Question

How do you factor the polynomial function $y = 2{x^3} - 5{x^2} + 4$?

Answer 1

Hint: In this question, we need to find the factors of the given polynomial. Firstly, we put different values of x in the given equation until the value of the equation becomes zero. The value of x which makes the equation zero is one of the factors. Then we write the given polynomial in such a way that the obtained factor before turns out as a common factor.

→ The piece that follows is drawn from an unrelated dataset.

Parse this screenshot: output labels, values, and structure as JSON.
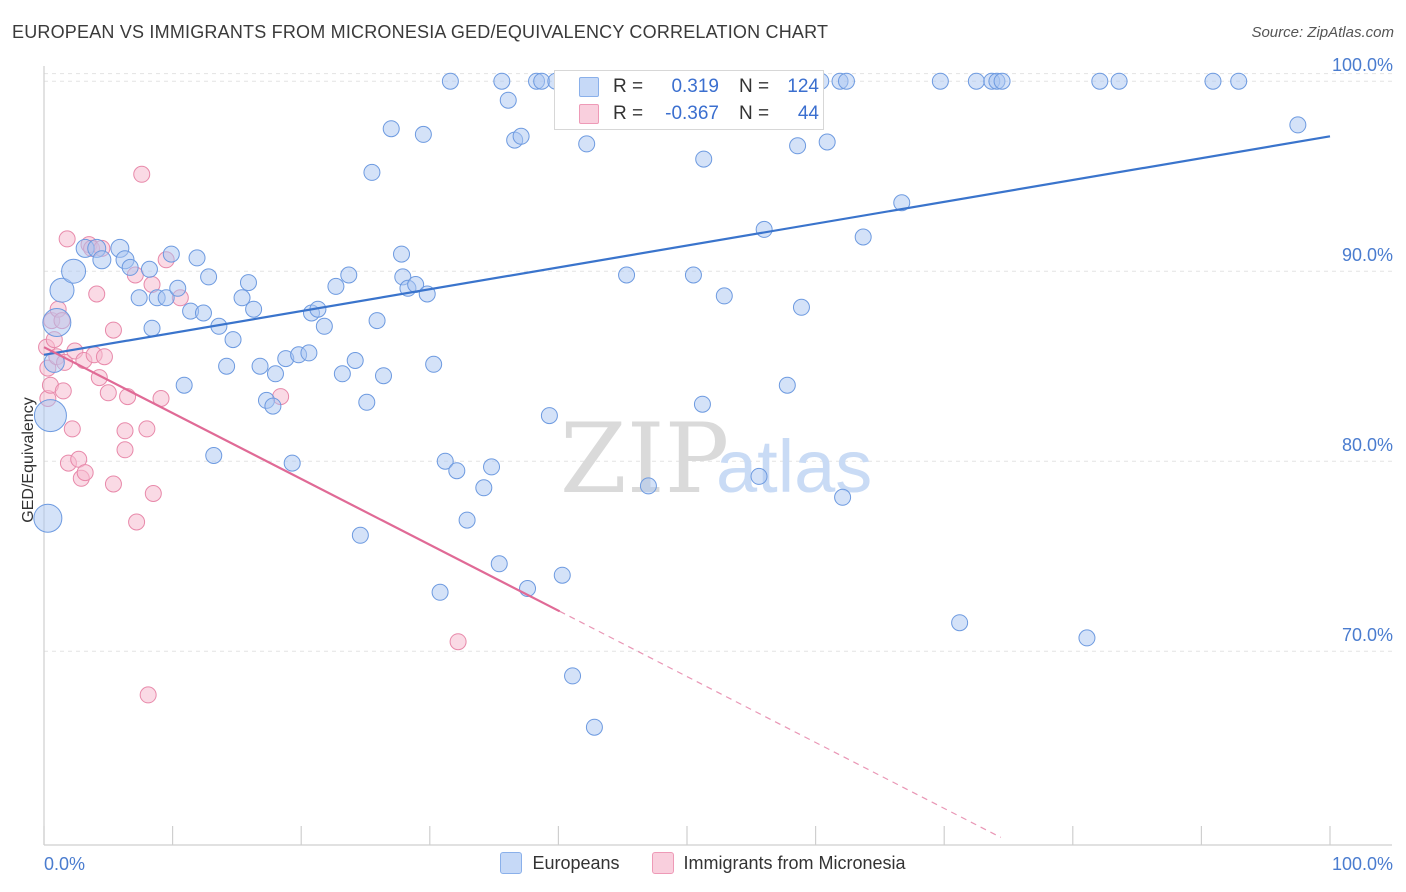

Then we simplify it further to obtain the remaining factors.

Complete step-by-step solution:
Given the polynomial of the form $y = 2{x^3} - 5{x^2} + 4$
We are asked to find the factors of the above polynomial.
Note that the degree of the polynomial is 3.
Let us take the polynomial as some $h(x)$.
i.e. $h(x) = y = 2{x^3} - 5{x^2} + 4$ …… (1)
We have to find a value of the variable x which will make the whole expression equal to zero.
The value of x which makes the equation zero will be one of the factors.
We put different values of x in the equation (1).
Let $x = 1$, we have,
$ \Rightarrow h(1) = 2{(1)^3} - 5{(1)^2} + 4$
$ \Rightarrow h(1) = 2 - 5 + 4$
$ \Rightarrow h(1) = 1 \ne 0$
So, $(x - 1)$ is not a factor.
Let $x = - 1$, we have,
$ \Rightarrow h( - 1) = 2{( - 1)^3} - 5{( - 1)^2} + 4$
$ \Rightarrow h( - 1) = - 2 - 5 + 4$
$ \Rightarrow h( - 1) = - 3 \ne 0$
So, $(x + 1)$ is not a factor.
Let $x = 2$, we have,
$ \Rightarrow h(2) = 2{(2)^3} - 5{(2)^2} + 4$
$ \Rightarrow h(2) = 16 - 20 + 4$
$ \Rightarrow h(2) = 0$
So, $(x - 2)$ is a factor.
Now we arrange the terms of $h(x)$ in such a way that $(x - 2)$ turns out as a common factor.
Now we write $h(x)$ as,
$h(x) = 2{x^3} - 5{x^2} + 4$
This can also be written as,
$ \Rightarrow 2{x^3} - 4{x^2} - {x^2} + 4$
Add and subtract $2x$, we get,
$ \Rightarrow 2{x^3} - 4{x^2} - {x^2} + 2x - 2x + 4$
Factor out the common terms, we get,
$ \Rightarrow 2{x^2}(x - 2) - x(x - 2) - 2(x - 2)$
Now factoring out the common factor, we get,
$ \Rightarrow (x - 2)(2{x^2} - x - 2)$
Hence the factors of the polynomial $y = 2{x^3} - 5{x^2} + 4$ is given by $(x - 2)(2{x^2} - x - 2)$.

Note: Students need to be careful in solving such problems. They need to choose the first factor very carefully as the other factors are determined on its basis only. So substitute different values for the unknown variable and simplify so that the equation becomes zero. The value of the variable for which the equation becomes zero is one of the required factors. Later on we need to simplify the polynomial in such a way that the obtained factor must turn out as a common factor. This is one of the important steps to be remembered.